Johnny Raymond Royal
Johnny Raymond Royal has served the Ohio State Department of Chemistry for 46 years as a staff chemist, and is responsible for the preparation of chemicals and upkeep of equipment for the undergraduate organic teaching laboratories. Additionally, Royal has been the manager of the department’s organic chemistry storeroom for the past 37 years, and was instrumental in moving the operation from Sawtooth to Evans Laboratory, and again to its current location on the fourth floor of Celeste Laboratory. He also works at the department’s store, helping students and teaching assistants obtain necessary equipment and supplies for their experiments. One nominator wrote, “Each year, he provides assistance to approximately 1,100 students, 65 graduate teaching assistants and the faculty and staff who rotate through the instructional duties associated with organic laboratory courses in all four academic quarters.” It is Royal’s duty to be sure all supplies are in place before each organic chemistry lab session, which requires thought and foresight, since he orders all chemicals and supplies for these labs as well. His knowledge of chemistry and the experiments performed, combined with the superb caliber of his work, ensures that these experiments are successful and helpful learning experiences for undergraduates.
Donald A. Stenta
As associate director of the John Glenn Institute since 2003, Donald A. Stenta has used his student affairs background and unique skills to significantly improve the institute’s existing programs, and has worked to develop new initiatives that have earned widespread acclaim across the campus and the nation, including new opportunities for students interested in policy debate and creation of an international development club tied to the World Bank. Additionally, Stenta has helped the institute develop its Second Amendment Research Center and re-launched the Kiplinger Program in Public Affairs Journalism. At the same time, his role in managing the institute as a whole is essential, from overseeing the institute’s $2.5 million budget and information technology systems to assisting with strategic planning and fund raising. Stenta also led the relocation of the institute and the School of Public Policy and Management from multiple locations across campus into Page Hall. His compassion for students also extends beyond the classroom and learning community, most evident in his work with Ohio State’s chapter of Sigma Phi Epsilon. As its adviser for the past four years, he has helped restructure and re-establish the fraternity at Ohio State, aiding it in winning “Chapter of the Year” three years in a row.

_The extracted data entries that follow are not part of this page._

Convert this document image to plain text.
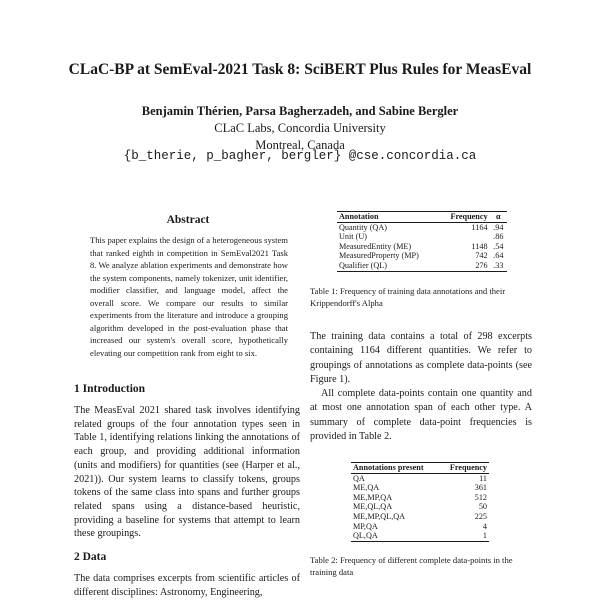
CLaC-BP at SemEval-2021 Task 8: SciBERT Plus Rules for MeasEval
Benjamin Thérien, Parsa Bagherzadeh, and Sabine Bergler
CLaC Labs, Concordia University
Montreal, Canada
{b_therie, p_bagher, bergler} @cse.concordia.ca
Abstract
This paper explains the design of a heterogeneous system that ranked eighth in competition in SemEval2021 Task 8. We analyze ablation experiments and demonstrate how the system components, namely tokenizer, unit identifier, modifier classifier, and language model, affect the overall score. We compare our results to similar experiments from the literature and introduce a grouping algorithm developed in the post-evaluation phase that increased our system's overall score, hypothetically elevating our competition rank from eight to six.
1 Introduction
The MeasEval 2021 shared task involves identifying related groups of the four annotation types seen in Table 1, identifying relations linking the annotations of each group, and providing additional information (units and modifiers) for quantities (see (Harper et al., 2021)). Our system learns to classify tokens, groups tokens of the same class into spans and further groups related spans using a distance-based heuristic, providing a baseline for systems that attempt to learn these groupings.
2 Data
The data comprises excerpts from scientific articles of different disciplines: Astronomy, Engineering,
Annotation	Frequency	α
Quantity (QA)	1164	.94
Unit (U)		.86
MeasuredEntity (ME)	1148	.54
MeasuredProperty (MP)	742	.64
Qualifier (QL)	276	.33
Table 1: Frequency of training data annotations and their Krippendorff's Alpha
The training data contains a total of 298 excerpts containing 1164 different quantities. We refer to groupings of annotations as complete data-points (see Figure 1).
All complete data-points contain one quantity and at most one annotation span of each other type. A summary of complete data-point frequencies is provided in Table 2.
Annotations present	Frequency
QA	11
ME,QA	361
ME,MP,QA	512
ME,QL,QA	50
ME,MP,QL,QA	225
MP,QA	4
QL,QA	1
Table 2: Frequency of different complete data-points in the training data
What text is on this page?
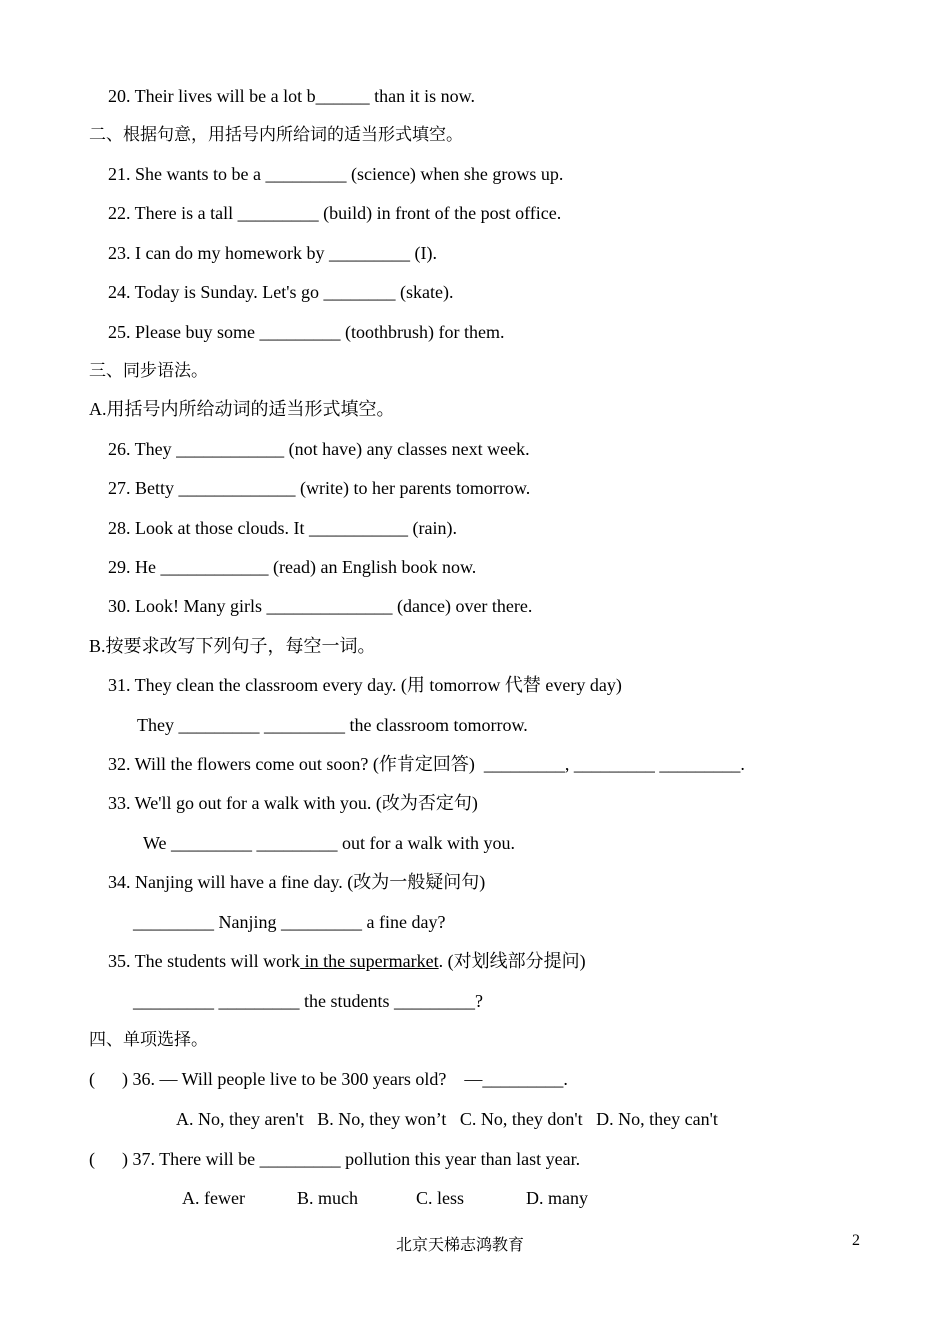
20. Their lives will be a lot b______ than it is now.
二、根据句意，用括号内所给词的适当形式填空。
21. She wants to be a _________ (science) when she grows up.
22. There is a tall _________ (build) in front of the post office.
23. I can do my homework by _________ (I).
24. Today is Sunday. Let's go ________ (skate).
25. Please buy some _________ (toothbrush) for them.
三、同步语法。
A.用括号内所给动词的适当形式填空。
26. They ____________ (not have) any classes next week.
27. Betty _____________ (write) to her parents tomorrow.
28. Look at those clouds. It ___________ (rain).
29. He ____________ (read) an English book now.
30. Look! Many girls ______________ (dance) over there.
B.按要求改写下列句子，每空一词。
31. They clean the classroom every day. (用 tomorrow 代替 every day)
They _________ _________ the classroom tomorrow.
32. Will the flowers come out soon? (作肯定回答)  _________, _________ _________.
33. We'll go out for a walk with you. (改为否定句)
We _________ _________ out for a walk with you.
34. Nanjing will have a fine day. (改为一般疑问句)
_________ Nanjing _________ a fine day?
35. The students will work in the supermarket. (对划线部分提问)
_________ _________ the students _________?
四、单项选择。
(      ) 36. — Will people live to be 300 years old?    —_________.
A. No, they aren't   B. No, they won’t   C. No, they don't   D. No, they can't
(      ) 37. There will be _________ pollution this year than last year.
A. fewer	B. much	C. less	D. many
北京天梯志鸿教育	2
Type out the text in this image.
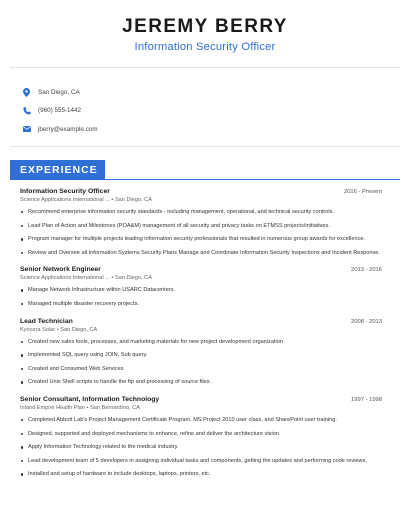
JEREMY BERRY
Information Security Officer
San Diego, CA
(960) 555-1442
jberry@example.com
EXPERIENCE
Information Security Officer	2016 - Present
Science Applications International ... • San Diego, CA
Recommend enterprise information security standards - including management, operational, and technical security controls.
Lead Plan of Action and Milestones (POA&M) management of all security and privacy tasks on ETMSS projects/initiatives.
Program manager for multiple projects leading information security professionals that resulted in numerous group awards for excellence.
Review and Oversee all Information Systems Security Plans Manage and Coordinate Information Security Inspections and Incident Response.
Senior Network Engineer	2013 - 2016
Science Applications International ... • San Diego, CA
Manage Network Infrastructure within USARC Datacenters.
Managed multiple disaster recovery projects.
Lead Technician	2008 - 2013
Kyocera Solar • San Diego, CA
Created new sales tools, processes, and marketing materials for new project development organization
Implemented SQL query using JOIN, Sub query.
Created and Consumed Web Services.
Created Unix Shell scripts to handle the ftp and processing of source files.
Senior Consultant, Information Technology	1997 - 1998
Inland Empire Health Plan • San Bernardino, CA
Completed Abbott Lab's Project Management Certificate Program, MS Project 2010 user class, and SharePoint user training.
Designed, supported and deployed mechanisms to enhance, refine and deliver the architecture vision.
Apply Information Technology related to the medical industry.
Lead development team of 5 developers in assigning individual tasks and components, getting the updates and performing code reviews.
Installed and setup of hardware to include desktops, laptops, printers, etc.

“Harold Whitt’s creative work and dedication have combined to make this university a better, more productive place, and one that supports one of the cornerstones of the Academic Plan: enhancing the quality of the teaching and learning experience,” one nominator wrote. Whitt aids more than 60 faculty, 90 graduate teaching assistants and several lecturers in presenting fundamental physics concepts to an array of students. “He is always willing to go out of his way to make sure programs are successful, supporting faculty in their teaching,” another nominator wrote. “He is constantly working to upgrade equipment and make demonstrations better, far beyond what is required.” Whitt has shown himself to be a valuable asset to the department. In addition to setting up demonstrations for physics lectures on campus, Whitt also actively participates in demonstration sessions that take him away from Ohio State, to audiences and locations ranging from students at inner city schools and 4-H youths at the Ohio State Fair to administrators and alumni in Washington, D.C. and Sarasota, Fla. Another nominator wrote, “He is an extraordinarily talented individual whose hard work and big heart reach way past the bounds of his lecture halls.”